雙生子之間哪怕相隔生死之遙,也斬不斷糾纏癡絆。
可是這樣的情意卻不一定是一件好事。
闞景的大半條命都耗在了這幅畫像里,他的兄長以此幻化成了畫中的模樣,圓了他們無法一起長大成人的遺憾,但他自己卻是命不久矣。
在地府的陰差眼中,這無疑也是阿嘉拖累了生人。何況二十年來,身為怨念極深的厲鬼,阿嘉卻三番四次出入闞家,在自己的弟弟身邊徘徊,難免會擾亂弟弟的心神。
這就是大錯。
雖然依風與來看,阿嘉這幾次冒著兇險出入闞家,無疑是想將霍元娘這個執念極深的厲鬼從自己弟媳的身體里趕出去。只不過多了陰差這個變故之后,霍元娘倒是被輕輕松松的收服了,他們幾個也到了眼下這個境地。
抓他是她的職責,何況此刻她手里有這把離恩借來的紅傘,也不怕斗不過他。
那現在如何做便只取決于她想不想理會這件事了。
“你應該看得出,你弟弟命不久矣了。”這樣的話,哪怕闞景在場,她也沒有避諱的說了出來。
但是話出口之后,更難抑激動反倒也是闞景,一直默默注視著這一切的他突然站出來擋在兄長面前,絲毫未為自己快死了這件事感到恐懼和遺憾,同樣的,他也希望自己的兄長不要為了“拖累”自己而煩憂。
“我不怕死。”他其實聽不懂這奇奇怪怪的女子在說些什么,也還有些弄不清哥哥為什么會出現在這里,甚至不知道自己是不是在夢中。但有一件事他一直很清楚,那便是不想再看到兄長為了自己而舍棄什么了,“她的話,你別聽。”

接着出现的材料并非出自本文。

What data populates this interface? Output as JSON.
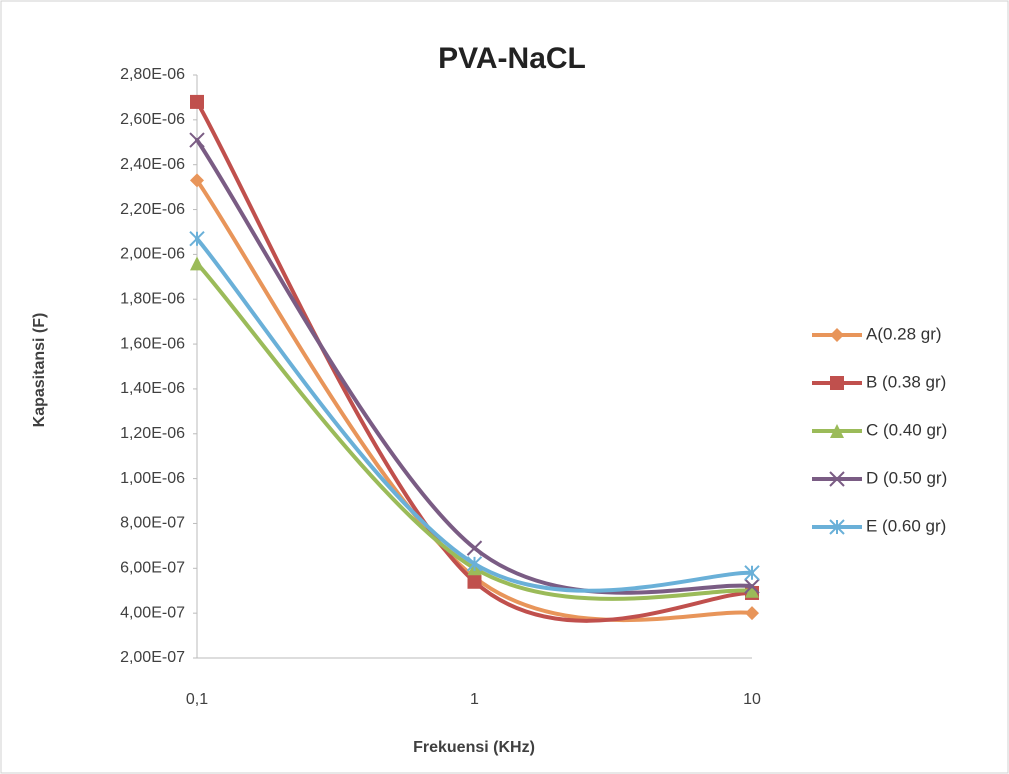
{
  "chart_data": {
    "type": "line",
    "title": "PVA-NaCL",
    "x_label": "Frekuensi (KHz)",
    "y_label": "Kapasitansi (F)",
    "categories": [
      "0,1",
      "1",
      "10"
    ],
    "ylim": [
      2e-07,
      2.8e-06
    ],
    "yticks": [
      {
        "value": 2e-07,
        "label": "2,00E-07"
      },
      {
        "value": 4e-07,
        "label": "4,00E-07"
      },
      {
        "value": 6e-07,
        "label": "6,00E-07"
      },
      {
        "value": 8e-07,
        "label": "8,00E-07"
      },
      {
        "value": 1e-06,
        "label": "1,00E-06"
      },
      {
        "value": 1.2e-06,
        "label": "1,20E-06"
      },
      {
        "value": 1.4e-06,
        "label": "1,40E-06"
      },
      {
        "value": 1.6e-06,
        "label": "1,60E-06"
      },
      {
        "value": 1.8e-06,
        "label": "1,80E-06"
      },
      {
        "value": 2e-06,
        "label": "2,00E-06"
      },
      {
        "value": 2.2e-06,
        "label": "2,20E-06"
      },
      {
        "value": 2.4e-06,
        "label": "2,40E-06"
      },
      {
        "value": 2.6e-06,
        "label": "2,60E-06"
      },
      {
        "value": 2.8e-06,
        "label": "2,80E-06"
      }
    ],
    "smooth": true,
    "legend": "right",
    "series": [
      {
        "name": "A(0.28 gr)",
        "color": "#e8955a",
        "marker": "diamond",
        "values": [
          2.33e-06,
          5.6e-07,
          4e-07
        ]
      },
      {
        "name": "B (0.38 gr)",
        "color": "#c0504d",
        "marker": "square",
        "values": [
          2.68e-06,
          5.4e-07,
          4.9e-07
        ]
      },
      {
        "name": "C (0.40 gr)",
        "color": "#9bbb59",
        "marker": "triangle",
        "values": [
          1.96e-06,
          6e-07,
          5e-07
        ]
      },
      {
        "name": "D (0.50 gr)",
        "color": "#7a5c84",
        "marker": "x",
        "values": [
          2.51e-06,
          6.9e-07,
          5.2e-07
        ]
      },
      {
        "name": "E (0.60 gr)",
        "color": "#6ab0d8",
        "marker": "star",
        "values": [
          2.07e-06,
          6.2e-07,
          5.8e-07
        ]
      }
    ]
  }
}
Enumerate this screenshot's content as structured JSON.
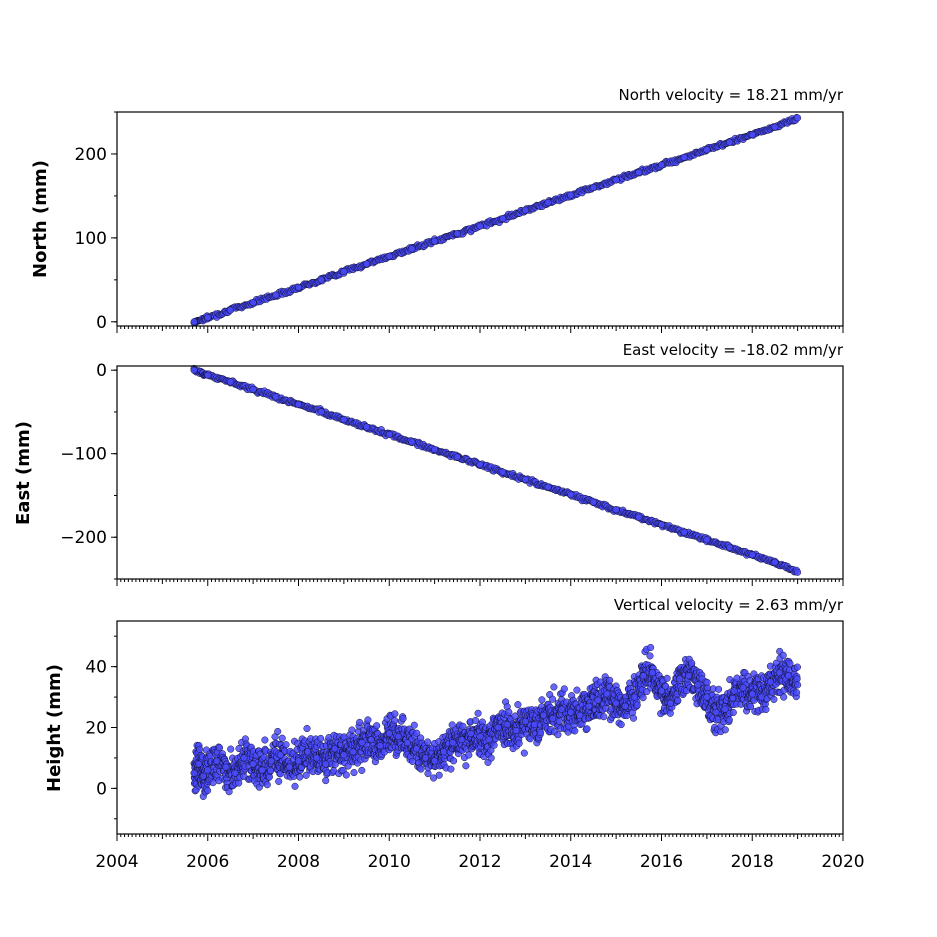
{
  "colors": {
    "marker_fill": "#4b4bff",
    "marker_edge": "#111133"
  },
  "chart_data": [
    {
      "type": "scatter",
      "title": "North velocity = 18.21 mm/yr",
      "xlabel": "",
      "ylabel": "North (mm)",
      "xlim": [
        2004,
        2020
      ],
      "ylim": [
        -5,
        250
      ],
      "yticks": [
        0,
        100,
        200
      ],
      "ytick_labels": [
        "0",
        "100",
        "200"
      ],
      "series": [
        {
          "x": [
            2005.7,
            2006.0,
            2006.5,
            2007.0,
            2007.5,
            2008.0,
            2008.5,
            2009.0,
            2009.5,
            2010.0,
            2010.5,
            2011.0,
            2011.5,
            2012.0,
            2012.5,
            2013.0,
            2013.5,
            2014.0,
            2014.5,
            2015.0,
            2015.5,
            2016.0,
            2016.5,
            2017.0,
            2017.5,
            2018.0,
            2018.5,
            2019.0
          ],
          "y": [
            0,
            5,
            14,
            23,
            32,
            41,
            50,
            60,
            69,
            78,
            87,
            96,
            105,
            114,
            123,
            133,
            142,
            151,
            160,
            169,
            178,
            187,
            196,
            205,
            214,
            223,
            232,
            243
          ]
        }
      ]
    },
    {
      "type": "scatter",
      "title": "East velocity = -18.02 mm/yr",
      "xlabel": "",
      "ylabel": "East (mm)",
      "xlim": [
        2004,
        2020
      ],
      "ylim": [
        -250,
        5
      ],
      "yticks": [
        0,
        -100,
        -200
      ],
      "ytick_labels": [
        "0",
        "−100",
        "−200"
      ],
      "series": [
        {
          "x": [
            2005.7,
            2006.0,
            2006.5,
            2007.0,
            2007.5,
            2008.0,
            2008.5,
            2009.0,
            2009.5,
            2010.0,
            2010.5,
            2011.0,
            2011.5,
            2012.0,
            2012.5,
            2013.0,
            2013.5,
            2014.0,
            2014.5,
            2015.0,
            2015.5,
            2016.0,
            2016.5,
            2017.0,
            2017.5,
            2018.0,
            2018.5,
            2019.0
          ],
          "y": [
            0,
            -6,
            -14,
            -23,
            -32,
            -41,
            -50,
            -59,
            -68,
            -77,
            -86,
            -95,
            -104,
            -113,
            -122,
            -131,
            -140,
            -149,
            -158,
            -167,
            -176,
            -185,
            -194,
            -203,
            -212,
            -221,
            -230,
            -242
          ]
        }
      ]
    },
    {
      "type": "scatter",
      "title": "Vertical velocity = 2.63 mm/yr",
      "xlabel": "",
      "ylabel": "Height (mm)",
      "xlim": [
        2004,
        2020
      ],
      "ylim": [
        -15,
        55
      ],
      "yticks": [
        0,
        20,
        40
      ],
      "ytick_labels": [
        "0",
        "20",
        "40"
      ],
      "xticks": [
        2004,
        2006,
        2008,
        2010,
        2012,
        2014,
        2016,
        2018,
        2020
      ],
      "xtick_labels": [
        "2004",
        "2006",
        "2008",
        "2010",
        "2012",
        "2014",
        "2016",
        "2018",
        "2020"
      ],
      "series": [
        {
          "x": [
            2005.7,
            2005.8,
            2005.9,
            2006.0,
            2006.2,
            2006.4,
            2006.6,
            2006.8,
            2007.0,
            2007.2,
            2007.4,
            2007.6,
            2007.8,
            2008.0,
            2008.2,
            2008.4,
            2008.6,
            2008.8,
            2009.0,
            2009.2,
            2009.4,
            2009.6,
            2009.8,
            2010.0,
            2010.2,
            2010.4,
            2010.6,
            2010.8,
            2011.0,
            2011.2,
            2011.4,
            2011.6,
            2011.8,
            2012.0,
            2012.2,
            2012.4,
            2012.6,
            2012.8,
            2013.0,
            2013.2,
            2013.4,
            2013.6,
            2013.8,
            2014.0,
            2014.2,
            2014.4,
            2014.6,
            2014.8,
            2015.0,
            2015.2,
            2015.4,
            2015.6,
            2015.8,
            2016.0,
            2016.2,
            2016.4,
            2016.6,
            2016.8,
            2017.0,
            2017.2,
            2017.4,
            2017.6,
            2017.8,
            2018.0,
            2018.2,
            2018.4,
            2018.6,
            2018.8,
            2019.0
          ],
          "y": [
            5,
            8,
            4,
            6,
            9,
            7,
            5,
            10,
            8,
            6,
            9,
            11,
            7,
            9,
            12,
            10,
            8,
            13,
            11,
            12,
            15,
            16,
            14,
            18,
            17,
            15,
            13,
            10,
            9,
            12,
            15,
            16,
            18,
            17,
            16,
            20,
            21,
            19,
            22,
            21,
            24,
            23,
            26,
            25,
            24,
            27,
            29,
            31,
            28,
            27,
            30,
            37,
            38,
            32,
            28,
            36,
            37,
            34,
            30,
            25,
            26,
            32,
            33,
            31,
            30,
            35,
            38,
            37,
            34
          ]
        }
      ]
    }
  ]
}
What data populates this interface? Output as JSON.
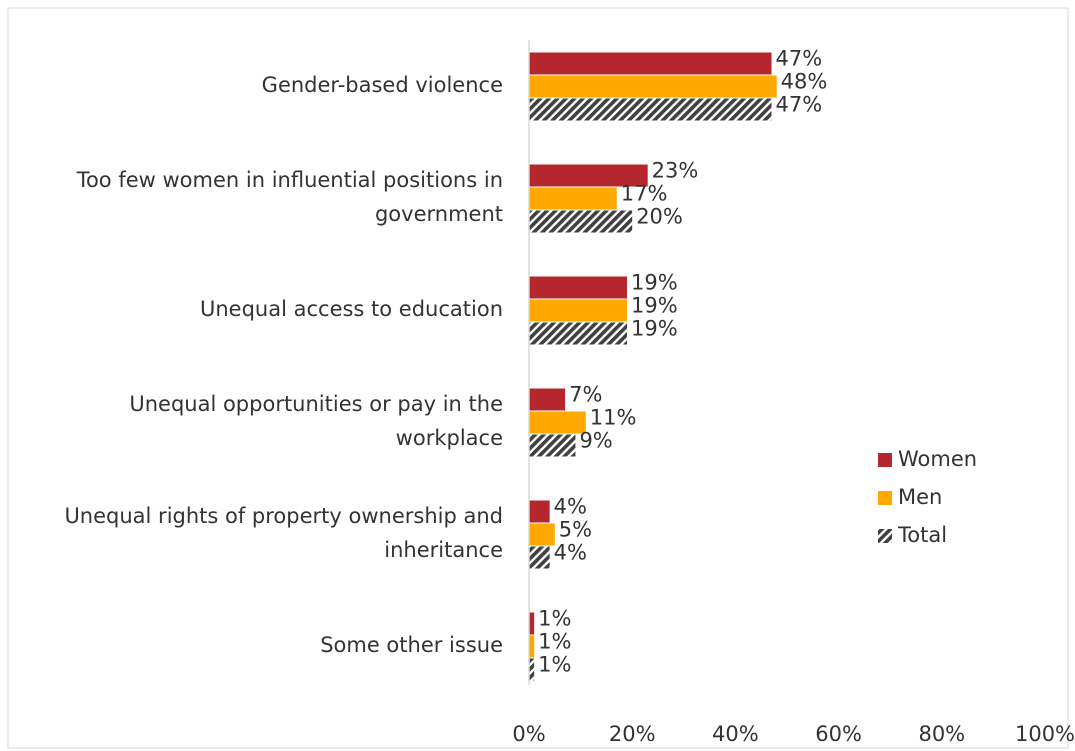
{
  "chart_data": {
    "type": "hbar",
    "categories": [
      "Gender-based violence",
      "Too few women in influential positions in government",
      "Unequal access to education",
      "Unequal opportunities or pay in the workplace",
      "Unequal rights of property ownership and inheritance",
      "Some other issue"
    ],
    "series": [
      {
        "name": "Women",
        "color": "#b5272d",
        "values": [
          47,
          23,
          19,
          7,
          4,
          1
        ],
        "value_labels": [
          "47%",
          "23%",
          "19%",
          "7%",
          "4%",
          "1%"
        ]
      },
      {
        "name": "Men",
        "color": "#ffa800",
        "values": [
          48,
          17,
          19,
          11,
          5,
          1
        ],
        "value_labels": [
          "48%",
          "17%",
          "19%",
          "11%",
          "5%",
          "1%"
        ]
      },
      {
        "name": "Total",
        "color": "#404040",
        "pattern": "hatch",
        "values": [
          47,
          20,
          19,
          9,
          4,
          1
        ],
        "value_labels": [
          "47%",
          "20%",
          "19%",
          "9%",
          "4%",
          "1%"
        ]
      }
    ],
    "xlim": [
      0,
      100
    ],
    "xticks": [
      {
        "value": 0,
        "label": "0%"
      },
      {
        "value": 20,
        "label": "20%"
      },
      {
        "value": 40,
        "label": "40%"
      },
      {
        "value": 60,
        "label": "60%"
      },
      {
        "value": 80,
        "label": "80%"
      },
      {
        "value": 100,
        "label": "100%"
      }
    ],
    "grid": false,
    "legend": "right"
  }
}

若真是因為兄長的鬼魂“作祟”致使自己短命,他不在乎,甚至會因為能再見到兄長一面欣喜若狂。
他自己都不在意的生死,何須什么陰司地府多管閑事?
這兩兄弟都有自己的偏執,也不肯聽人勸阻,還真不愧是一家人。風與聽了只想深深嘆了一口氣,他們陰差每日出生入死不辭辛勞,不就是為了維持這陰陽兩界的秩序。可是現在竟然還有人叫他們不要多管閑事?
哭笑不得之下,她只得板起一張臉,冷冷瞥了阿嘉一眼,“你還有一個時辰用來敘舊。”
說完,便穿過那緊閉的門扇走出了書房。
陰差本就不該在生人面前現身,哪怕對方生來便能看見鬼怪,像是剛剛那樣的糾纏也是極致了,再多一些便是越界。
走出闞家大宅之前,風與又偷偷去看了看闞景新娶進門的妻子馮氏,對方受了一場驚嚇之后,至今仍躺在床上靜養,不過憔悴歸憔悴,這姑娘即便不施脂粉也仍是明艷動人。
“真是個美人啊。”有人在不遠處說出了她的心聲。
風與皺著眉扭過頭,便見離恩正倚在窗邊,也像她一樣盯著床上的馮氏出神。
他與她不同,似乎早就無需依靠這把紅傘才能隱匿身形,即便是這樣大搖大擺的走進了新房,滿屋子的侍女竟也沒有人發現。兩人就這樣站在離新娘不過三步遠的地方,仔細地打量著這個難得一見的美人。